Gilgamesh had many accomplishments throughout the years, especially in the beginning period of his rule. Gilgamesh was the one who helped build the massive walls around Uruk as well as the city itself. He was able to build magnificent temples to the various gods (Hammurabi did as well). He helped landscape and develop the land of Uruk and helped to cultivate the land so that it was fertile and ready for growing crops.
On the other hand, we also analyze Hammurabi’s accomplishments as King of Babylon. One of his first acts as king was to “establish justice in the land”, and basically, he cancelled any outstanding debts from individuals, and the palace took most of the burden of debt. Debt was a widespread problem in Babylon, and there were outrageous interest fees, etc. tacked onto the money borrowed, and basically, the peasants who were already on the edge of bankruptcy. So, they essentially could never pay it back, and they began offering their life and liberty to these creditors. Hammurabi did this to gain the support of his people and help them get a clean slate again on their lives. In addition, Hammurabi took care of the gods by constructing temples, statues, etc., and the people of Babylon were also treated justly with certain written codes and regulations that made sure that the laws were fair and equal to all. Hammurabi also had many community construction projects, like the construction of irrigation canals, and he was able to keep the kingdom relatively safe and the people felt protected and in peace.

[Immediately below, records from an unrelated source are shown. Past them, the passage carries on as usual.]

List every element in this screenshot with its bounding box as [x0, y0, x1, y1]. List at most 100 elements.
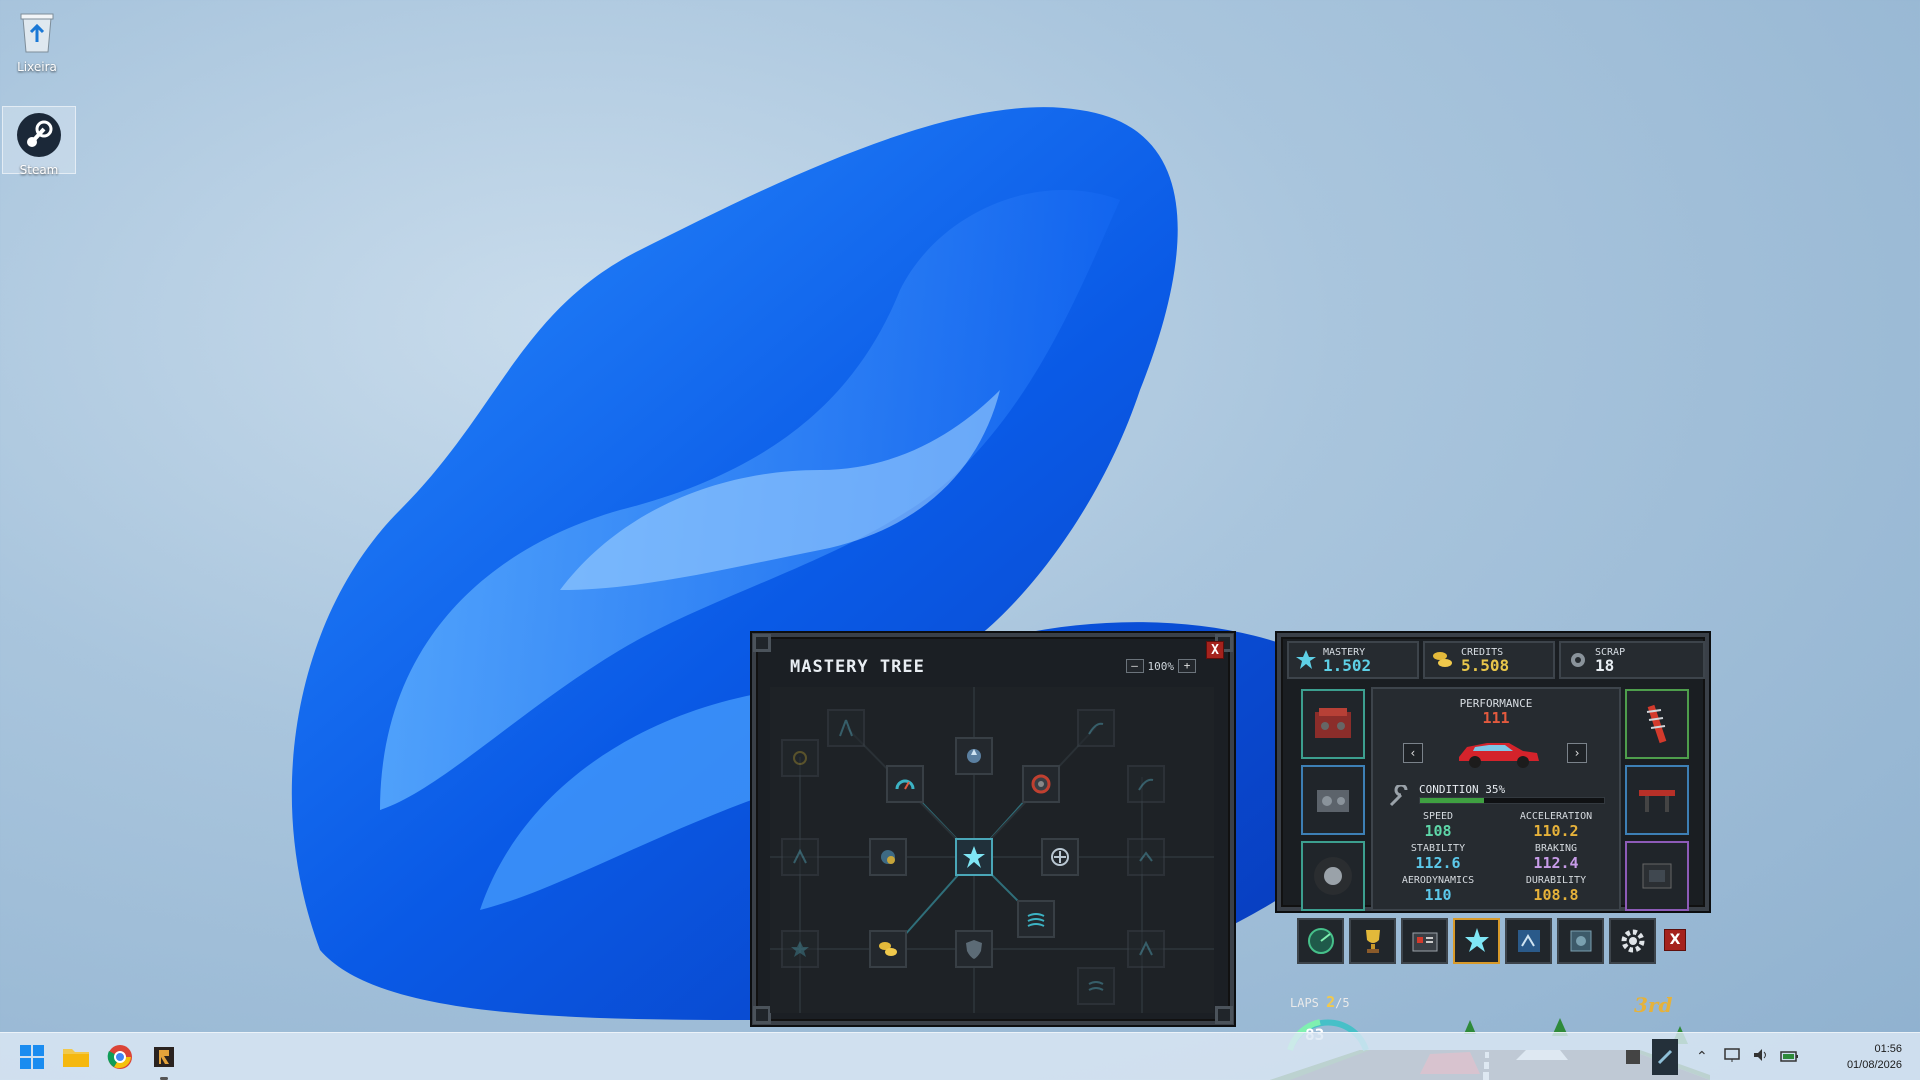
zoom-level: 100% [1147, 659, 1175, 673]
frame-corner [753, 634, 771, 652]
trophy-icon [1365, 930, 1380, 953]
radar-button[interactable] [1297, 918, 1344, 964]
condition-bar [1419, 797, 1605, 804]
mastery-node[interactable] [1127, 930, 1165, 968]
credits-value: 5.508 [1461, 655, 1510, 675]
mastery-close-button[interactable]: X [1206, 641, 1224, 659]
credits-resource: CREDITS 5.508 [1423, 641, 1555, 679]
mastery-button[interactable] [1453, 918, 1500, 964]
ecu-slot[interactable] [1625, 841, 1689, 911]
desktop-icon-recycle-bin[interactable]: Lixeira [0, 4, 74, 74]
frame-corner [753, 1006, 771, 1024]
stat-value: 110.2 [1533, 822, 1579, 840]
clock[interactable]: 01:56 01/08/2026 [1847, 1041, 1902, 1073]
mastery-node[interactable] [827, 709, 865, 747]
stat-value: 112.4 [1533, 854, 1579, 872]
skill-icon [1088, 722, 1104, 735]
laps-total: /5 [1335, 996, 1350, 1010]
tray-app-box-icon [1626, 1050, 1640, 1064]
mastery-node[interactable] [1077, 709, 1115, 747]
mastery-tree-canvas[interactable] [770, 687, 1214, 1013]
stat-label: STABILITY [1410, 843, 1466, 854]
skill-icon [1088, 981, 1104, 991]
prev-car-button[interactable]: ‹ [1403, 743, 1423, 763]
race-event-button[interactable] [1401, 918, 1448, 964]
steam-icon [15, 111, 63, 159]
tray-app-box-button[interactable] [1620, 1039, 1646, 1075]
gear-coin-icon [881, 850, 895, 864]
tray-app-tools-icon [1657, 1049, 1673, 1065]
chrome-icon [107, 1045, 132, 1069]
race-event-icon [1412, 932, 1437, 952]
chrome-button[interactable] [104, 1041, 136, 1073]
mastery-star-icon [1464, 928, 1489, 952]
mastery-node[interactable] [781, 838, 819, 876]
brake-disc-icon [1031, 774, 1051, 794]
suspension-slot[interactable] [1625, 689, 1689, 759]
mastery-node[interactable] [886, 765, 924, 803]
mastery-node[interactable] [955, 737, 993, 775]
engine-slot[interactable] [1301, 689, 1365, 759]
mastery-node[interactable] [781, 739, 819, 777]
clock-date: 01/08/2026 [1846, 1059, 1902, 1071]
mastery-node[interactable] [1077, 967, 1115, 1005]
stat-label: ACCELERATION [1519, 811, 1593, 822]
blueprint-button[interactable] [1505, 918, 1552, 964]
stat-durability: DURABILITY 108.8 [1501, 875, 1611, 904]
chassis-slot[interactable] [1625, 765, 1689, 835]
scrap-gear-icon [1571, 653, 1585, 667]
network-icon[interactable] [1724, 1047, 1742, 1067]
scrap-value: 18 [1595, 655, 1615, 675]
show-hidden-icons-button[interactable]: ⌃ [1696, 1049, 1716, 1065]
engine-icon [1315, 708, 1351, 738]
mastery-resource: MASTERY 1.502 [1287, 641, 1419, 679]
shield-icon [966, 940, 982, 959]
file-explorer-button[interactable] [60, 1041, 92, 1073]
storage-button[interactable] [1557, 918, 1604, 964]
next-car-button[interactable]: › [1567, 743, 1587, 763]
performance-value: 111 [1482, 709, 1510, 727]
toolbar-close-button[interactable]: X [1664, 929, 1686, 951]
windows-logo-icon [20, 1045, 44, 1069]
skill-icon [793, 848, 807, 864]
car-sprite [1459, 743, 1539, 768]
settings-button[interactable] [1609, 918, 1656, 964]
mastery-node[interactable] [869, 930, 907, 968]
zoom-in-button[interactable]: + [1178, 659, 1196, 673]
stat-stability: STABILITY 112.6 [1383, 843, 1493, 872]
start-button[interactable] [16, 1041, 48, 1073]
tray-app-tools-button[interactable] [1652, 1039, 1678, 1075]
stat-value: 112.6 [1415, 854, 1461, 872]
trophy-button[interactable] [1349, 918, 1396, 964]
desktop-icon-steam[interactable]: Steam [2, 106, 76, 177]
mastery-node[interactable] [955, 930, 993, 968]
condition-label: CONDITION 35% [1419, 783, 1506, 796]
garage-panel: MASTERY 1.502 CREDITS 5.508 SCRAP 18 PER… [1277, 633, 1709, 911]
game-app-button[interactable] [148, 1041, 180, 1073]
tires-slot[interactable] [1301, 841, 1365, 911]
mastery-node[interactable] [1127, 765, 1165, 803]
mastery-star-icon [1296, 650, 1316, 669]
transmission-slot[interactable] [1301, 765, 1365, 835]
mastery-node[interactable] [1127, 838, 1165, 876]
system-tray: ⌃ [1620, 1033, 1800, 1080]
battery-icon[interactable] [1780, 1048, 1800, 1067]
mastery-node[interactable] [869, 838, 907, 876]
mastery-core-node[interactable] [955, 838, 993, 876]
skill-icon [1138, 778, 1154, 791]
desktop-icon-label: Steam [19, 163, 59, 177]
mastery-node[interactable] [1041, 838, 1079, 876]
mastery-node[interactable] [1022, 765, 1060, 803]
mastery-node[interactable] [1017, 900, 1055, 938]
zoom-out-button[interactable]: – [1125, 659, 1144, 673]
tire-icon [1314, 857, 1352, 895]
volume-icon[interactable] [1752, 1047, 1770, 1067]
radar-icon [1307, 928, 1334, 954]
mastery-star-icon [963, 846, 985, 868]
stat-label: SPEED [1422, 811, 1454, 822]
coins-icon [879, 942, 897, 956]
mastery-node[interactable] [781, 930, 819, 968]
laps-current: 2 [1326, 993, 1336, 1011]
spoiler-icon [1639, 790, 1675, 812]
mastery-tree-window: MASTERY TREE – 100% + X [752, 633, 1234, 1025]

Now, if we go back to the Epic of Gilgamesh, even though Gilgamesh also respected the gods and constructed the city (which included many of the community projects made by Hammurabi), the people of Uruk did not feel safe at all. Gilgamesh was a tyrant, and he ruled oppressively, giving him the ultimate power to do whatever he wanted to, including making the young men work endlessly with no clear purpose as well as forcing the newly-wedded wives to have sex with him on the first night of their marriage. He did not protect the welfare of his people, and he let his own greed take over with this amount of power.
I think in comparing Hammurabi and Gilgamesh, Hammurabi was definitely looking to gain the support of the peasants and the general population as well as making the laws of the land as fair as possible. It gave out definite rules and regulations, and even though he helped to conquer Elam and Larsa, he became favorable to the people by also getting rid of their debt and using the same laws to govern. In addition, Hammurabi was also very accomplished by uniting the city-states into one coherent, united kingdom. Although, we cannot forget to realize that Gilgamesh and Hammurabi ruled eight-hundred years apart from each other, and thus, Hammurabi (the later ruler) was the actual pioneer who helped to start these ideals (they were not the norm).